There are a number of products on the market for the electric guitar
which produce artificial feedback. They basically consist of a pickup,
gain stage and magnetic driver. The idea is the device will sustain a
string indefinately when activated. They usually come with a harmonic
mode switch to sustain the string in a number of different harmonic
modes above the fundamental.
The most popular sustainer product (the "ebow") is a small handheld
unit which sits over a single string. It is only designed to sustain a
single string at a given time.
There are a number of competing products which consist of a pickup that
transduces the signal from all of the strings simultaneously and drives
all of the strings simultaenously (through a single gain stage).
A similar variant is a device called the "sustainiac" which uses the
guitar's output signal to drive a neodymium exciter which is literally
clamped to the body of the guitar, causing the strings to resonate by
vibrating the body of the guitar.
Most of these devices claim to offer "polyphonic sustain", that is they
will allow any number of strings to be sustained simultaneously.
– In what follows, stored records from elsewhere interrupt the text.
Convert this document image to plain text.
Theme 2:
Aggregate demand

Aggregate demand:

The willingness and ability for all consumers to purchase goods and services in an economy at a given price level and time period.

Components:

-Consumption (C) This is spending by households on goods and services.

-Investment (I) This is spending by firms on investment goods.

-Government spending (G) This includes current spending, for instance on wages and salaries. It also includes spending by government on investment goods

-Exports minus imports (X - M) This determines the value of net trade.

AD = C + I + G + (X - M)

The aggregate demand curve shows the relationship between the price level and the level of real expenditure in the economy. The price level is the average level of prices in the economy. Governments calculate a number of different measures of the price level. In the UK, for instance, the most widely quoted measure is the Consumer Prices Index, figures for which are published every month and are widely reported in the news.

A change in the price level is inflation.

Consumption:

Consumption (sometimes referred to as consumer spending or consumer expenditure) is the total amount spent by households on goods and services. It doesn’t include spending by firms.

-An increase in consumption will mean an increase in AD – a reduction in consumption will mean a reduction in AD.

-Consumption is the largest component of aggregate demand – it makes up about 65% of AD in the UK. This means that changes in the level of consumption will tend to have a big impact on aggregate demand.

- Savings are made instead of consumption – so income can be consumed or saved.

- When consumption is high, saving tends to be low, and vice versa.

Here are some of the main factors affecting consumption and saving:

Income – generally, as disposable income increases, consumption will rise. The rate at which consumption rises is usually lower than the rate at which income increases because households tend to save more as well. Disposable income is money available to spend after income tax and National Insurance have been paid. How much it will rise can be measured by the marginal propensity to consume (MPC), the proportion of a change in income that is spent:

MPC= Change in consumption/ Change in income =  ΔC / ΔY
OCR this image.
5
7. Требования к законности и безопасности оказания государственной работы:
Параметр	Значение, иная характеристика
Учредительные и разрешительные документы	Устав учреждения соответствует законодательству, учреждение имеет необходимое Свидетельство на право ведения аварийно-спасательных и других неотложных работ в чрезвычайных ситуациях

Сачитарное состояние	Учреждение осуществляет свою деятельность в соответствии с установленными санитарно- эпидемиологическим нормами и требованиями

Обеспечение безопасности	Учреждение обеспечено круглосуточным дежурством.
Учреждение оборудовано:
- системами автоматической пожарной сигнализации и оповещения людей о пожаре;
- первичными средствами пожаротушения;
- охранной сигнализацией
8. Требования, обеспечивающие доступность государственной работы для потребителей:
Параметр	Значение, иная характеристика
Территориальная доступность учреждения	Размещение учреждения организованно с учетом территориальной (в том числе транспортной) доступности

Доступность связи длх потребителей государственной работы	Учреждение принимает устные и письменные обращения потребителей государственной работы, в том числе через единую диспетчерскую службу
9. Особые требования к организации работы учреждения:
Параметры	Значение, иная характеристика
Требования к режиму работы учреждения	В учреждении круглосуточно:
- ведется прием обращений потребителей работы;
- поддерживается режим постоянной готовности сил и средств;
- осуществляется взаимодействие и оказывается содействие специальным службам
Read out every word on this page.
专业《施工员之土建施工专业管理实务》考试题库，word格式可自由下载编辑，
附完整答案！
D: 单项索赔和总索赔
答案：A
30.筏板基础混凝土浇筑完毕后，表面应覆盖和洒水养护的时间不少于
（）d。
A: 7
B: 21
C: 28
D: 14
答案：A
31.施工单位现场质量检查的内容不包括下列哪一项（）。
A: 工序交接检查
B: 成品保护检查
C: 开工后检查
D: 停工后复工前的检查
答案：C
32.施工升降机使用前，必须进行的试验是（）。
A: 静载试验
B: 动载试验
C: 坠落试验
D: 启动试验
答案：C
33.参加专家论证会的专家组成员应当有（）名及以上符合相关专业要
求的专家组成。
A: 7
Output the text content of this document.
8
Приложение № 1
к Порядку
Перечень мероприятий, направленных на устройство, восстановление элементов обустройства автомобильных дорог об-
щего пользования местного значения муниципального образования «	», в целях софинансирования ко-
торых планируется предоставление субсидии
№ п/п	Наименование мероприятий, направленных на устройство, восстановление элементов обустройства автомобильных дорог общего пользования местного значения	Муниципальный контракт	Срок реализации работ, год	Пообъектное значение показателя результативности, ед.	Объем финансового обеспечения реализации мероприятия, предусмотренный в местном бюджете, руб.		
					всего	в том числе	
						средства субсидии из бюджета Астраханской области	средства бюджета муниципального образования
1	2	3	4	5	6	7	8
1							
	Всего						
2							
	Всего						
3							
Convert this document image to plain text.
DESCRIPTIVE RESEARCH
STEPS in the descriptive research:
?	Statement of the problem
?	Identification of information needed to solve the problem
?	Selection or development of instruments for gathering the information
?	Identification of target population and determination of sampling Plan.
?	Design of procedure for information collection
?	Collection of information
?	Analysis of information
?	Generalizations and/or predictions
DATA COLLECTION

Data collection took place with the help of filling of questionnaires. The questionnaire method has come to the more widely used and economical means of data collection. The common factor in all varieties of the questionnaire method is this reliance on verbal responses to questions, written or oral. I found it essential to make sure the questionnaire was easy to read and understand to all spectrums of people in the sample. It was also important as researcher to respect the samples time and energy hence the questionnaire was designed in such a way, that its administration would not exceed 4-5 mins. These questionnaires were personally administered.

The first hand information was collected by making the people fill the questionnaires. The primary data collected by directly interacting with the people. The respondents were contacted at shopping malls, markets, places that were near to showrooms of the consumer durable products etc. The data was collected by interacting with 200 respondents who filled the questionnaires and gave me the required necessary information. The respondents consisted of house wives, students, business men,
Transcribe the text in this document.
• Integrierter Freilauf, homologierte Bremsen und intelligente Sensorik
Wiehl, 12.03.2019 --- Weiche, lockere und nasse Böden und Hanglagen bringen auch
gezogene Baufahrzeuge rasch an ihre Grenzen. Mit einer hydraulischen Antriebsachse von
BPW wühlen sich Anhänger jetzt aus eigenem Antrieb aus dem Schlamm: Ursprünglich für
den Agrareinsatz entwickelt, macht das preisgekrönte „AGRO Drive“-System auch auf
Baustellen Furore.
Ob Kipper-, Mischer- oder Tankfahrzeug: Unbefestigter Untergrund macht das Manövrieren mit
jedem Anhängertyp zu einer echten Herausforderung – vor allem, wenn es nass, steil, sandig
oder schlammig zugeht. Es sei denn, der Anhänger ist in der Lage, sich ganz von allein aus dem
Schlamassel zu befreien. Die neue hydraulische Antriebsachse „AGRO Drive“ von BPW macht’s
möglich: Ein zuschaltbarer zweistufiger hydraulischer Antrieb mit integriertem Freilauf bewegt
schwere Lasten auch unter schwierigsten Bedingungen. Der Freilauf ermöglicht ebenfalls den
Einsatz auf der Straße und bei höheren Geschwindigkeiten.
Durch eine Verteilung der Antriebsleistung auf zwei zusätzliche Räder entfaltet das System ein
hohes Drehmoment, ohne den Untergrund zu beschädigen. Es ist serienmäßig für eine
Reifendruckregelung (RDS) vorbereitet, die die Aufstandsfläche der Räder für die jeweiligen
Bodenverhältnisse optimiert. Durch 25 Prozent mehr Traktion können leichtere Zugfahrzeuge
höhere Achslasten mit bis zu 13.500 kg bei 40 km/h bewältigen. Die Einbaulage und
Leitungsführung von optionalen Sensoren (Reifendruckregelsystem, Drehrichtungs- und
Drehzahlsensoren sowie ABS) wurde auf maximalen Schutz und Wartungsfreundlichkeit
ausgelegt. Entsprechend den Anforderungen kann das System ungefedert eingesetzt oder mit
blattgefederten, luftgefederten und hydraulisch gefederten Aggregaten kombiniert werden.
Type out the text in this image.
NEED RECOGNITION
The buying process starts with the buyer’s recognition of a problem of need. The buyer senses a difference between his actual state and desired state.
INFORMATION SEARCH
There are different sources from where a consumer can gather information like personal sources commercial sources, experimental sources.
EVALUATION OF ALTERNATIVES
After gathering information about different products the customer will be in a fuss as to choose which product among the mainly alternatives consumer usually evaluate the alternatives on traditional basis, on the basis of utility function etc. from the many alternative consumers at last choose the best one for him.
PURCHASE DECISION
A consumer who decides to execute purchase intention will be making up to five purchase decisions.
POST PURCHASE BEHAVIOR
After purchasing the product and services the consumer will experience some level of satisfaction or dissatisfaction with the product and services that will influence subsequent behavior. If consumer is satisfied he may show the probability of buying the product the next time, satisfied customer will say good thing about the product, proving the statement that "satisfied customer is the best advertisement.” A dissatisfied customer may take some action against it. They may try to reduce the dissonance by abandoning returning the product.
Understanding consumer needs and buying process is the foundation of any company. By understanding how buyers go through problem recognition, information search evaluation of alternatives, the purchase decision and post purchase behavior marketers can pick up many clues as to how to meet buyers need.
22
In my experience, however, this doesn't seem to be the case. The same
is true for natural feedback that one would obtain from an amplifier
turned up very loudly (with loads of preamp gain). If you release the
strings, one string will always end up being dominant and will
preferentially sustain over the others.
I've found that these sustainer products are capable of sustaining
multiple strings simultaneously when they're intimately harmonically
related, (for example a string and its higher octave counterpart).
I have been trying to find some insight into why this occurs using
control theory, but I haven't had much success. My theory is that if
the sustainer product featured six independent transducers (one for
each string, commonly referred to as a hexaphonic pickup), six
independent gain stages, and six independent drivers, then surely it
would be able to sustain six strings simultaneously?
Why is it that a single transducer, single gain stage and single exciter is only capable of resonating at the one frequency.
What's the critical limiting component here?